ヒントワードを使用する場合(単一テーブル、現在のジョブのみに適用)
/*build_task_priority = <task_priority> */ BUILD TABLE <db_name>.<table_name>;例:データベース adb_demo 内のテーブル test の優先度を 30 に設定します。
/*build_task_priority = 30 */ Build TABLE adb_demo.test;SET ADB_CONFIG を使用する場合(永続的、複数テーブルに対応)
複数のデータベースにまたがる複数テーブルの優先度を設定する場合:
SET ADB_CONFIG RC_BUILD_TASK_PRIORITY_LIST = `<db1_name>.<table1_name>.<task_priority>;<db2_name>.<table2_name>.<task_priority>`;例:
adb_demo1.test1の優先度を 30、adb_demo2.test2の優先度を 10 に設定します。SET ADB_CONFIG RC_BUILD_TASK_PRIORITY_LIST = `adb_demo1.test1.30;adb_demo2.test2.10`;データベース内のすべてのテーブルに同一の優先度を設定する場合:
SET ADB_CONFIG RC_BUILD_TASK_PRIORITY_LIST = `<db1_name>.*.<task_priority>`;例:
adb_demo1内のすべてのテーブルの優先度を 30 に設定します。SET ADB_CONFIG RC_BUILD_TASK_PRIORITY_LIST = `adb_demo1.*.30`;データベース内で、特定のテーブルとそれ以外のテーブルに異なる優先度を設定する場合:
SET ADB_CONFIG RC_BUILD_TASK_PRIORITY_LIST = `<db1_name>.*.<task_priority>;<db1_name>.<table_name>.<task_priority>`;例:
adb_demo1.test1の優先度を 30、adb_demo1内の他のすべてのテーブルの優先度を 10 に設定します。SET ADB_CONFIG RC_BUILD_TASK_PRIORITY_LIST = `adb_demo1.*.10;adb_demo1.test1.30`;
同一テーブルに対してヒントワードと SET ADB_CONFIG の両方が設定されている場合、現在のジョブについてはヒントワードが優先されます。

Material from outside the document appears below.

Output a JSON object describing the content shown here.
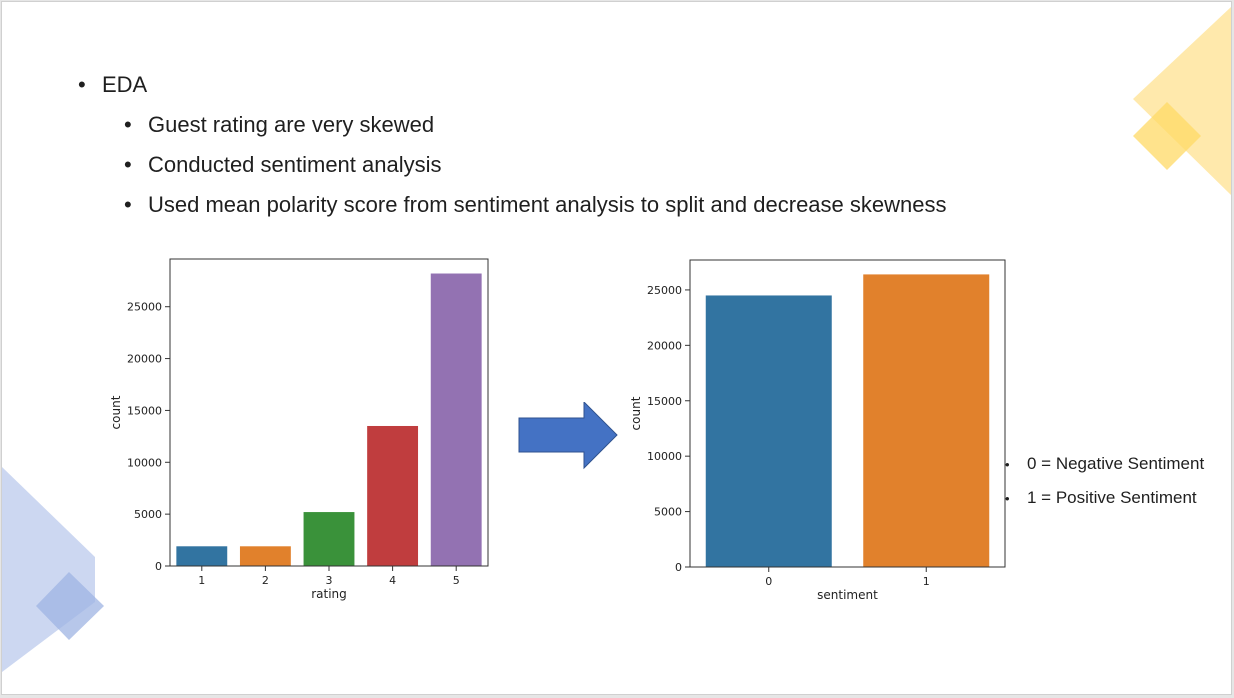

現在の優先度設定を確認するには、SHOW ADB_CONFIG を実行してください。
BUILD ジョブのステータス監視
過去 3 日間の BUILD ジョブのステータスを照会するには、以下のクエリを実行します。
SELECT table_name, schema_name, status
FROM INFORMATION_SCHEMA.KEPLER_META_BUILD_TASK
ORDER BY create_time DESC
LIMIT 10;| ステータス | 説明 |
|---|---|
INIT | ジョブが初期化中です。 |
RUNNING | ジョブが実行中です。 |
FINISH | ジョブが完了しました。 |
よくある質問
自動スケジューリングが有効になっていない
SET ADB_CONFIG RC_CSTORE_BUILD_SCHEDULE_PERIOD の時刻パラメーターは、必ずバックティックで囲む必要があります。バックティックが欠けていると、値の解析に失敗し、スケジューリングは無視されます。
正しい構文:
SET ADB_CONFIG RC_CSTORE_BUILD_SCHEDULE_PERIOD=`0,6`;この設定により、BUILD ジョブは 00:00~06:59 の間にスケジュールされます。